Let’s start with the report’s showcase statistic that “73 percent of women have experienced online violence.” Where is the research to back it up? The claim is footnoted. But the footnote takes you to another UN publication that says nothing about online violence.
After a few calls and an email, the lead author of the UN report, Nihdi Tandon, had her office send me the source. It was the web site of a small volunteer group called HaltABUSE that helps people cope with online threats and stalking. The group reported that, of the 349 people who sought their help in 2010, 73 percent were women and 27 percent were men. (The women’s percentage was lower for more recent years.)
And that, believe it or not, was the United Nation’s “source” for its disturbing claim that “73 percent of the women on the internet are victims of abuse.” Imagine if I claimed that, because 73 percent of those who watch the Factual Feminist are women, therefore 73 percent of the world’s women watch my videos. I wish it were true. But the rules of logic intervene.
In 2014 Pew Research carried out a survey of internet users. It found that lots of people are hassled, insulted, and called names online—slightly more men than women. More women than men are sexually harassed (7% women and 4% men), but men are the primary targets of threats (10% men compared to 6% women).
The Pew findings suggest that, overall, men face as much or more abuse than women. Another study by a professional polling organization found that males aged 19 are the group most likely to be affected by trolling or bullying among teenagers.
But the bogus 73% statistic was headlined by TIME, highlighted in Washington Post –and repeated on countless new sites—including several that attract a lot of young readers such as MTV.com and Teen Vogue.
The report is packed with dubious statistics and bizarre pronouncements.

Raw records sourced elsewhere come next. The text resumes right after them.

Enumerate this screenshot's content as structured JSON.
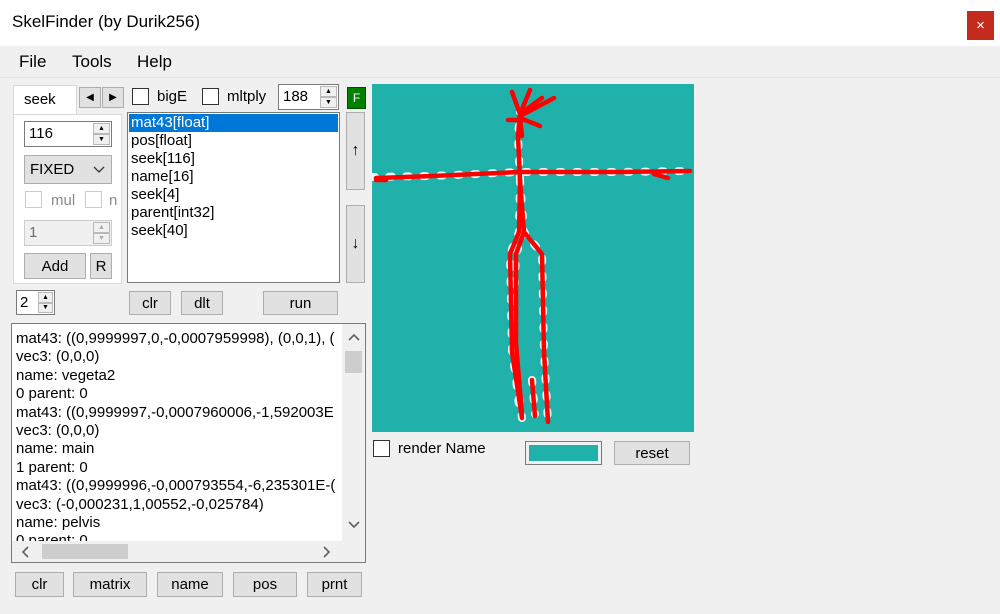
{
  "window": {
    "title": "SkelFinder (by Durik256)",
    "close_glyph": "×"
  },
  "menu": [
    "File",
    "Tools",
    "Help"
  ],
  "left_panel": {
    "tab_label": "seek",
    "seek_value": "116",
    "type_select": "FIXED",
    "mul_label": "mul",
    "n_label": "n",
    "count_value": "1",
    "add_label": "Add",
    "r_label": "R",
    "small_spin_value": "2"
  },
  "options": {
    "bigE_label": "bigE",
    "mltply_label": "mltply",
    "mltply_value": "188",
    "f_label": "F"
  },
  "struct_list": [
    "mat43[float]",
    "pos[float]",
    "seek[116]",
    "name[16]",
    "seek[4]",
    "parent[int32]",
    "seek[40]"
  ],
  "side_buttons": {
    "up": "↑",
    "down": "↓"
  },
  "list_buttons": {
    "clr": "clr",
    "dlt": "dlt",
    "run": "run"
  },
  "output_lines": [
    "mat43: ((0,9999997,0,-0,0007959998), (0,0,1), (",
    "vec3: (0,0,0)",
    "name: vegeta2",
    "0 parent: 0",
    "mat43: ((0,9999997,-0,0007960006,-1,592003E",
    "vec3: (0,0,0)",
    "name: main",
    "1 parent: 0",
    "mat43: ((0,9999996,-0,000793554,-6,235301E-(",
    "vec3: (-0,000231,1,00552,-0,025784)",
    "name: pelvis",
    "0 parent: 0"
  ],
  "bottom_buttons": {
    "clr": "clr",
    "matrix": "matrix",
    "name": "name",
    "pos": "pos",
    "prnt": "prnt"
  },
  "preview": {
    "render_name_label": "render Name",
    "reset_label": "reset",
    "bg_color": "#20b2aa",
    "line_color": "#ff0000"
  }
}
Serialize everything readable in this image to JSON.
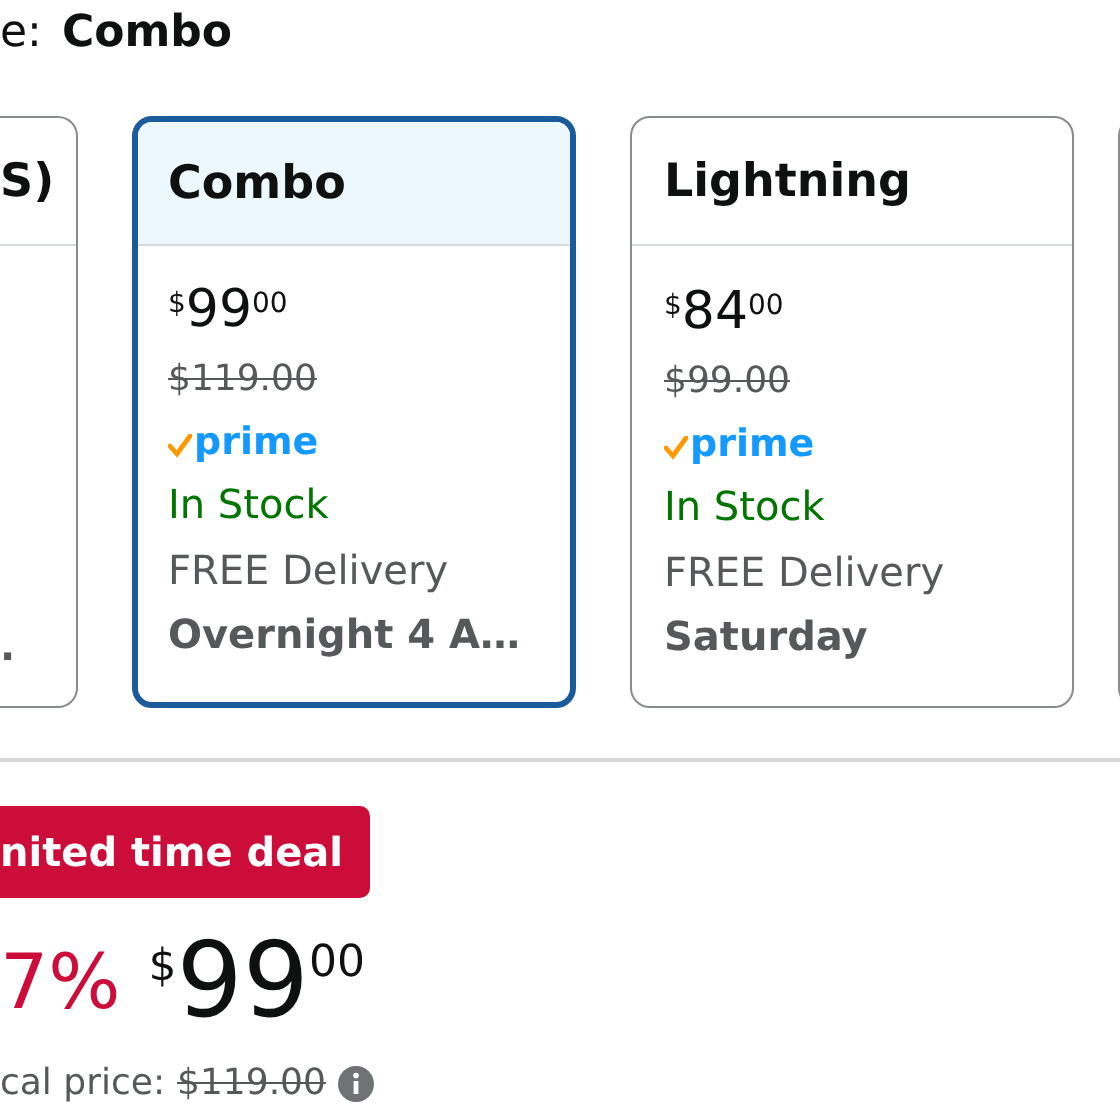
{
  "style_selector": {
    "label": "e:",
    "value": "Combo"
  },
  "options": [
    {
      "kind": "cut-left",
      "title": "S)",
      "delivery_date": ".",
      "selected": false
    },
    {
      "kind": "full",
      "title": "Combo",
      "currency": "$",
      "price_whole": "99",
      "price_fraction": "00",
      "list_price": "$119.00",
      "prime": "prime",
      "availability": "In Stock",
      "delivery": "FREE Delivery",
      "delivery_date": "Overnight 4 A…",
      "selected": true
    },
    {
      "kind": "full",
      "title": "Lightning",
      "currency": "$",
      "price_whole": "84",
      "price_fraction": "00",
      "list_price": "$99.00",
      "prime": "prime",
      "availability": "In Stock",
      "delivery": "FREE Delivery",
      "delivery_date": "Saturday",
      "selected": false
    },
    {
      "kind": "cut-right",
      "selected": false
    }
  ],
  "deal_badge": "nited time deal",
  "price": {
    "discount": "7%",
    "currency": "$",
    "whole": "99",
    "fraction": "00"
  },
  "typical_price": {
    "label": "cal price:",
    "value": "$119.00"
  }
}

On page 48 we learn that “Cyber-touch is recognized as equally harmful as a physical touch.” Recognized by whom? Cyber touch is a metaphor—physical touch is not.
In another section, the report speaks of “recent research on how violent video games are turning children, mostly boy, into killing zombies.” The footnote leads to a rambling screed by a disciple of the infamous Lyndon LaRouch.
Not only is the report riddled with mistakes—its proposals are totalitarian. It urges governments to use their powers to license only those internet providers and search engines that “supervise” user content. This is precisely what China does to censor its people online; except instead of subverting the communist party, the crime would now be mocking a woman.
In the US, freedom of expression is guaranteed by the First Amendment. The Supreme Court routinely blocks government officials from censoring even highly offensive speech. The internet can be rough—and threats of violence or stalking and can be terrifying—but these are crimes and they are legally actionable wherever they occur. Beyond that, a more civil and mannerly internet should be a matter of private norms—and many internet sites are promoting that. Government supervision of conversation is the last thing that any of us, male or female, need.
Fact-checking the UN: Is the Internet dangerous for women?